25 November, 2005

and the book says we may be through with the past...

...but the past ain't through with us.

It is barely 8am, and this is already a head-fuck of a day. I opened up my email, as I do every day. There was an email from Mr Ryan Mac. He was apologising and saying that he will be coming back to Melbourne soon, and that he was going to work things out with his life. He wants us to catch up and talk. (He has also left a message here on my blog; it is obviously very important to him to get in touch with me.)

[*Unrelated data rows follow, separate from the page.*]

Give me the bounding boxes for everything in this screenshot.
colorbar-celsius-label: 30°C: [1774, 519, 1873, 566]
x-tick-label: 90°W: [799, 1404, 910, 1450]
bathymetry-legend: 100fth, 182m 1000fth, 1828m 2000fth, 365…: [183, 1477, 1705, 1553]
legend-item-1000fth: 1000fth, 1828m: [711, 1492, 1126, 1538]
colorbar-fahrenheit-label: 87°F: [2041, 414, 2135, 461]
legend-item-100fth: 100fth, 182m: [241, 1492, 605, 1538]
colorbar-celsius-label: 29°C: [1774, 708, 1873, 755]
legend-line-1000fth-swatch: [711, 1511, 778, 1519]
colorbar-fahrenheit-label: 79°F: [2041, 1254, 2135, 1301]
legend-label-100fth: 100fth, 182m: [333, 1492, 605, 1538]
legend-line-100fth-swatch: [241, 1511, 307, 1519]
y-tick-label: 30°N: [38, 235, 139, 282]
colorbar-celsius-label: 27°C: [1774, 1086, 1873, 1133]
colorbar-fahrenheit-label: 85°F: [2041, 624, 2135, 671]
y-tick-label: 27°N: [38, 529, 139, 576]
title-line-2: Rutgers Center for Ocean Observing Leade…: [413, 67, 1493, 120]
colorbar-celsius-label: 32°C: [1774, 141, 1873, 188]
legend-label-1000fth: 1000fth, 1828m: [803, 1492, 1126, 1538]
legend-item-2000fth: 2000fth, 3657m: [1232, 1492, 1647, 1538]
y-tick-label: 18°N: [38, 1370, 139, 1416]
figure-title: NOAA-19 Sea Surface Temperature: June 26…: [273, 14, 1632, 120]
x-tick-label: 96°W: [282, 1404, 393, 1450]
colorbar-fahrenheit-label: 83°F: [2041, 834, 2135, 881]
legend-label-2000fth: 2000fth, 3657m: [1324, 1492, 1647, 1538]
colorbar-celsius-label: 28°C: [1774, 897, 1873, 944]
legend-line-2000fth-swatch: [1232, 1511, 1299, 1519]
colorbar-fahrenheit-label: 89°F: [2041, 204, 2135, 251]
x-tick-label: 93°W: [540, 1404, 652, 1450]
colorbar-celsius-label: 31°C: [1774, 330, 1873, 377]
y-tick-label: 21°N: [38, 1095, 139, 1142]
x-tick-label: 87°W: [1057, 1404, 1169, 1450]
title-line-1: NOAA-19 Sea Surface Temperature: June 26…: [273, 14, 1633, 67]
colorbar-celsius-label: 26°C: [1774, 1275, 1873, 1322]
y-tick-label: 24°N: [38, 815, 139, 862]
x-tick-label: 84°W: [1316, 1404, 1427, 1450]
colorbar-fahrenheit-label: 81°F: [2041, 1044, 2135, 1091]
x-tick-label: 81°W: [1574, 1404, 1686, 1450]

Just as I finished reading Ryan's email - and was sitting staring at the screen a little dumbfounded - Mr Jason, with whom patermunkey and I both work, came up and handed me an envelope. "I just found this on the floor of my workshop," he said. It was a small mauve-coloured envelope, stamped and addressed in the unmistakable handwriting of matermunkey. It was a letter of thanks sent to our workmates, after they sent her flowers one of the times she was in hospital. It's difficult to describe what it feels like, staring at this letter (it's still sitting just next to the keyboard, as I type) from beyond the grave. I showed it to patermunkey, and saw the uncontrollable urgency with which he opened and read it when I handed it to him - exactly the same way I had. It is a piece of paper, a collection of words. But it is also a piece of her - my mother, his wife. She is everywhere, of course, in our lives. But there was something about the unexpectedness of this discovery, something about the selfless warmth and genuine gratitude of this small thank-you note. I can't tell you what that something is, but it was written on the face of Mr Jason when he gave the note to me, and it lived and breathed when patermunkey and I held it and read it.

So Now Then

I think I will meet with Ryan, if indeed he returns to Melbourne. I think it would be good to have the closure of talking to him. I will probably cry. I may well scream. I may realise I am not actually able to be in his presence ever again. But I think I need that process, however difficult it is. And even though I don't owe him anything, I want to give him the chance to explain his journey through the past few months. Maybe I can even forgive him, polish the silver-lining and let all of this go once and for all.

How much can you forgive? Tough part of the job.